Indien de Inschrijver binnen de termijn van zes weken geen bezwaar heeft gemaakt, houdt dat in dat:
- de Inschrijver het recht verwerkt om tegen de uitkomst en het verdere verloop van de aanbesteding op te komen;
- de Inschrijver zijn eventuele rechten bovendien verwerkt om na afloop van deze termijn ter zake in een bodemprocedure of kort geding van de provincie Fryslân bepaalde (rechts)handelingen en/ of een schadevergoeding te vorderen.
Het aanhangig zijn van bezwaar of beroep heeft geen schorsende werking en doet dus op geen enkele wijze afbreuk aan de verplichtingen die op grond van de Concessie rusten op de Concessiehouder. Eventuele kosten die de Concessiehouder maakt in de periode dat het besluit tot verlening van de Concessie niet onherroepelijk is, komen geheel voor rekening en risico van de Concessiehouder, ook als het maken van die kosten noodzakelijk is om aan de Concessie te voldoen. Mocht een bezwaar- en/of beroepsprocedure leiden tot herroeping van de Concessie, dan is de provincie Fryslân niet aansprakelijk voor eventuele schade die een Inschrijver daardoor lijdt.
8.26 Klachtafhandeling
Het kan voorkomen dat bij een ondernemer ontevredenheid bestaat over hoe de provincie Fryslân tijdens de procedure acteert of heeft geacteerd. Dit kan leiden tot een klacht. Iedere (potentiële) Inschrijver die belang heeft bij de aanbesteding kan een gemotiveerde klacht indienen.

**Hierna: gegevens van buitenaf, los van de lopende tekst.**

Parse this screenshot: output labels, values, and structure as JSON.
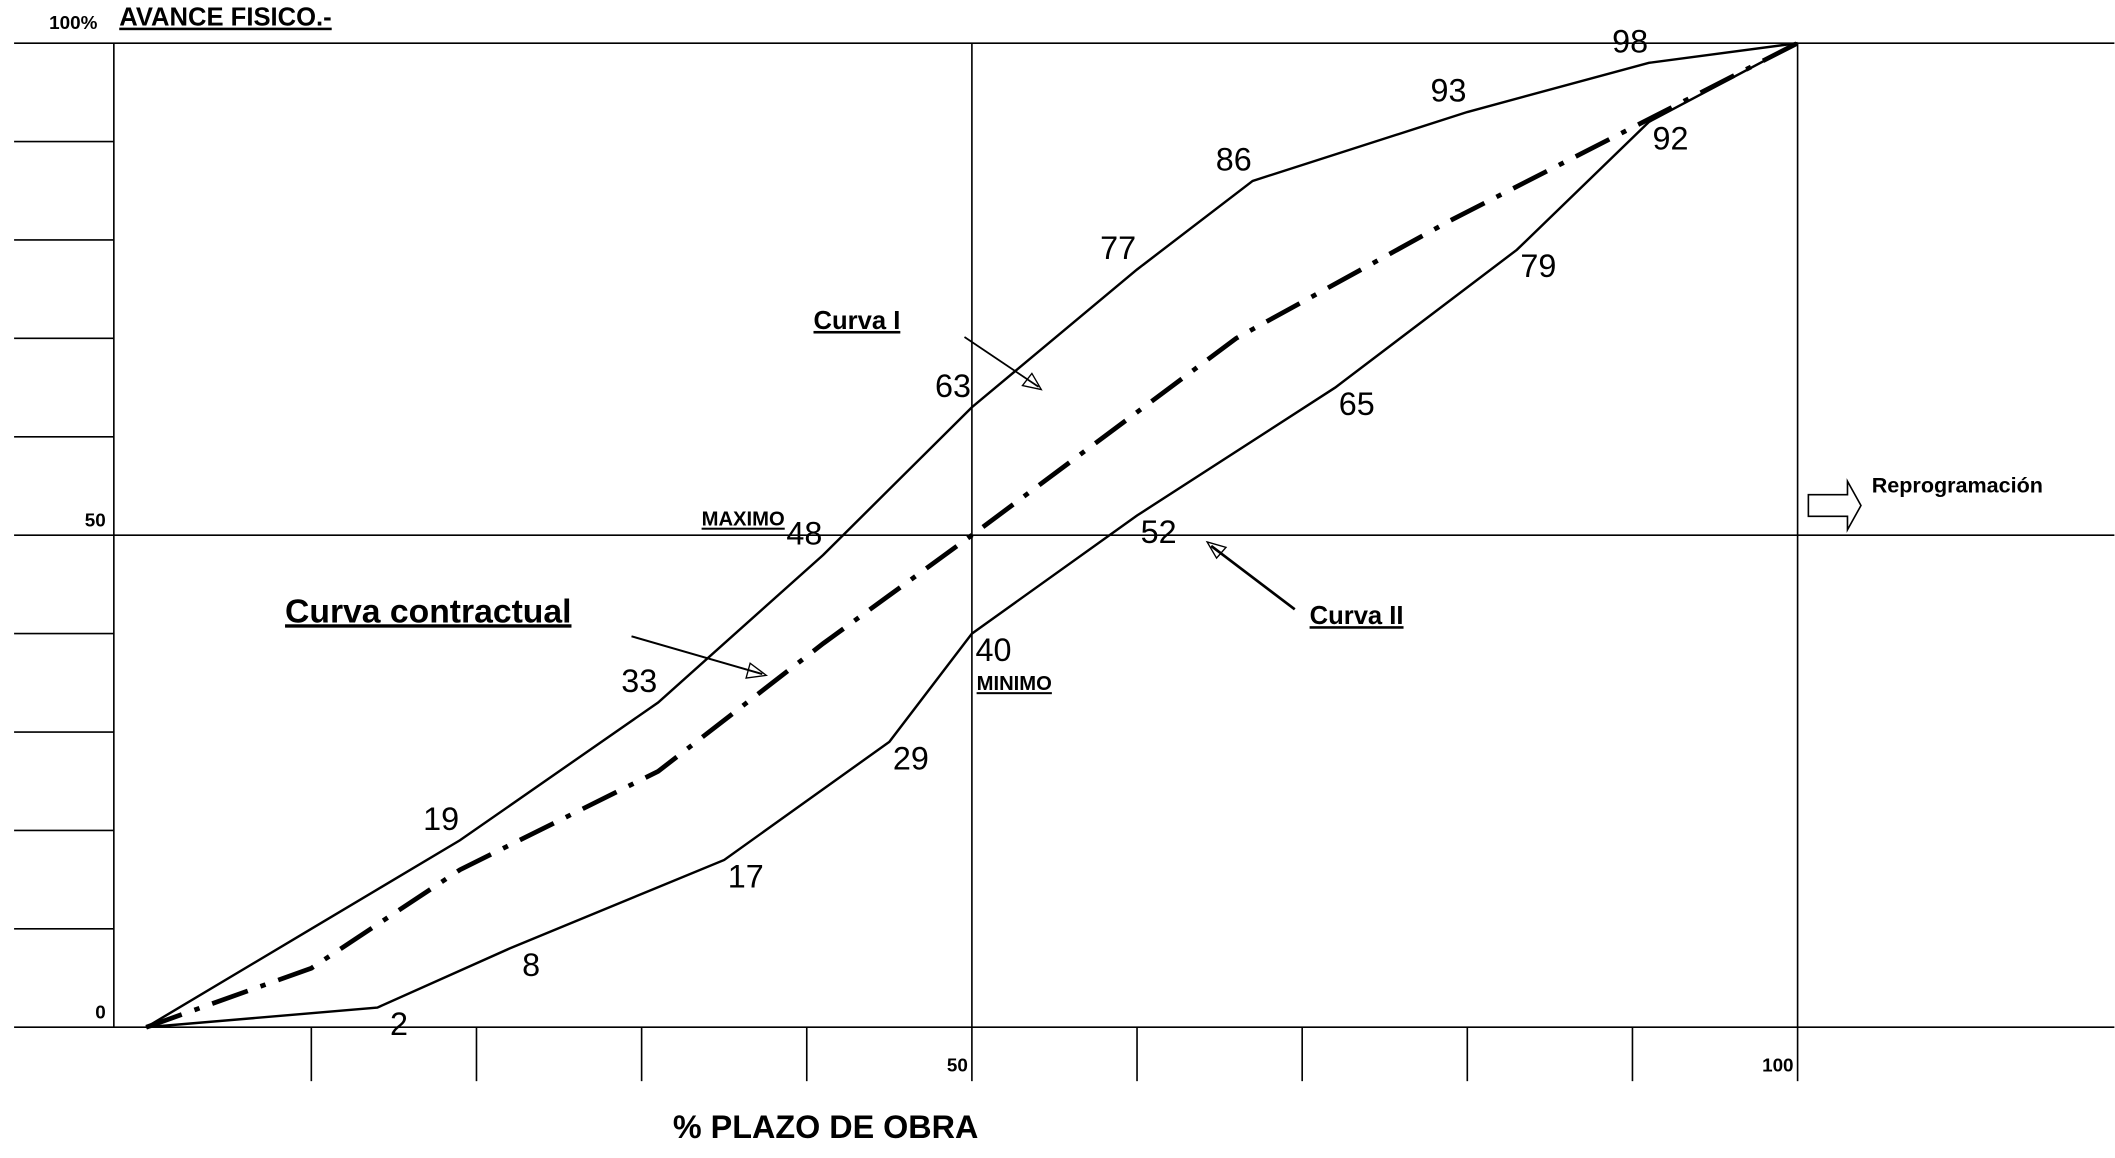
{
  "chart_data": {
    "type": "line",
    "title": "AVANCE  FISICO.-",
    "x_label": "%  PLAZO DE OBRA",
    "xlim": [
      0,
      100
    ],
    "ylim": [
      0,
      100
    ],
    "xticks": [
      {
        "value": 10,
        "label": null
      },
      {
        "value": 20,
        "label": null
      },
      {
        "value": 30,
        "label": null
      },
      {
        "value": 40,
        "label": null
      },
      50,
      {
        "value": 60,
        "label": null
      },
      {
        "value": 70,
        "label": null
      },
      {
        "value": 80,
        "label": null
      },
      {
        "value": 90,
        "label": null
      },
      100
    ],
    "yticks": [
      0,
      {
        "value": 10,
        "label": null
      },
      {
        "value": 20,
        "label": null
      },
      {
        "value": 30,
        "label": null
      },
      {
        "value": 40,
        "label": null
      },
      50,
      {
        "value": 60,
        "label": null
      },
      {
        "value": 70,
        "label": null
      },
      {
        "value": 80,
        "label": null
      },
      {
        "value": 90,
        "label": null
      },
      {
        "value": 100,
        "label": "100%"
      }
    ],
    "series": [
      {
        "name": "Curva I",
        "color": "#000000",
        "style": "solid",
        "x": [
          0,
          10,
          19,
          31,
          41,
          50,
          60,
          67,
          80,
          91,
          100
        ],
        "values": [
          0,
          10,
          19,
          33,
          48,
          63,
          77,
          86,
          93,
          98,
          100
        ],
        "value_labels": [
          null,
          null,
          "19",
          "33",
          "48",
          "63",
          "77",
          "86",
          "93",
          "98",
          null
        ]
      },
      {
        "name": "Curva contractual",
        "color": "#000000",
        "style": "dashdot",
        "x": [
          0,
          10,
          19,
          31,
          41,
          50,
          66,
          79,
          100
        ],
        "values": [
          0,
          6,
          16,
          26,
          39,
          50,
          70,
          82,
          100
        ]
      },
      {
        "name": "Curva II",
        "color": "#000000",
        "style": "solid",
        "x": [
          0,
          14,
          22,
          35,
          45,
          50,
          60,
          72,
          83,
          91,
          100
        ],
        "values": [
          0,
          2,
          8,
          17,
          29,
          40,
          52,
          65,
          79,
          92,
          100
        ],
        "value_labels": [
          null,
          "2",
          "8",
          "17",
          "29",
          "40",
          "52",
          "65",
          "79",
          "92",
          null
        ]
      }
    ],
    "annotations": {
      "maximo": "MAXIMO",
      "minimo": "MINIMO",
      "reprogramacion": "Reprogramación"
    }
  }
}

Een geïnteresseerde ondernemer of Inschrijver doet er goed aan zijn klacht in een zo vroeg mogelijk stadium in te dienen.
Als algemeen uitgangspunt geldt: eerst vragen, dan klagen. Voordat een ondernemer een klacht indient, stelt hij in beginsel eerst een vraag aan de provincie Fryslân. Zie ook paragraaf 3.5. Een ander algemeen uitgangspunt is dat de ondernemer tijdig klaagt en dat de provincie Fryslân de klacht tijdig afhandelt. De provincie Fryslân definieert ‘tijdig’ als: redelijke en werkbare termijnen die tegemoetkomen aan de belangen van de klager en van de provincie Fryslân.
Op hoofdlijnen is de klachtenprocedure als volgt:
De ondernemer dient zijn klacht schriftelijk in bij het klachtenloket van de provincie Fryslân door een e- mail te sturen naar: xxxxxxxxxxxxxxxxxxx@xxxxxxx.xx. Het klachtenloket stuurt een ontvangstbevestiging.
In de klacht:
a) staan de datum van versturen, naam en contactgegevens van de ondernemer en de aanduiding van de aanbesteding. Het is niet mogelijk om anoniem te klagen.
b) maakt de ondernemer duidelijk:
i) dat het een klacht betreft,
ii) wat de klacht is, en
iii) hoe de klacht volgens hem zou kunnen worden verholpen.
Het klachtenloket kan de ondernemer in de gelegenheid stellen om op korte termijn in overleg te treden met het klachtenloket voor een toelichting.
Het klachtenloket geeft zo nodig aan de provincie Fryslân aan of de aanbesteding of de bezwaartermijn moet worden opgeschort. De provincie Fryslân neemt dit advies over of wijkt hier gemotiveerd vanaf.
Het klachtenloket neemt de klacht inhoudelijk in behandeling en communiceert de uitkomst van de klachtafhandeling (het advies) aan de provincie Fryslân en aan de ondernemer die de klacht heeft ingediend.
De provincie Fryslân neemt het advies van het klachtenloket in beginsel over. De provincie Fryslân wijkt alleen af van het advies als hij hier op redelijke gronden niet in kan meegaan en motiveert dit dan zorgvuldig. De provincie Fryslân communiceert zijn beslissing (inclusief motivering indien hij van het advies afwijkt) aan de ondernemer.
De ondernemer kan op basis hiervan besluiten om wel of geen vervolgstappen te nemen.
De provincie Fryslân maakt zijn beslissing geanonimiseerd bekend aan de betrokken ondernemers (geïnteresseerden dan wel Inschrijvers) via bijvoorbeeld een Nota van inlichtingen of de berichtenmodule van het aanbestedingsplatform Mercell.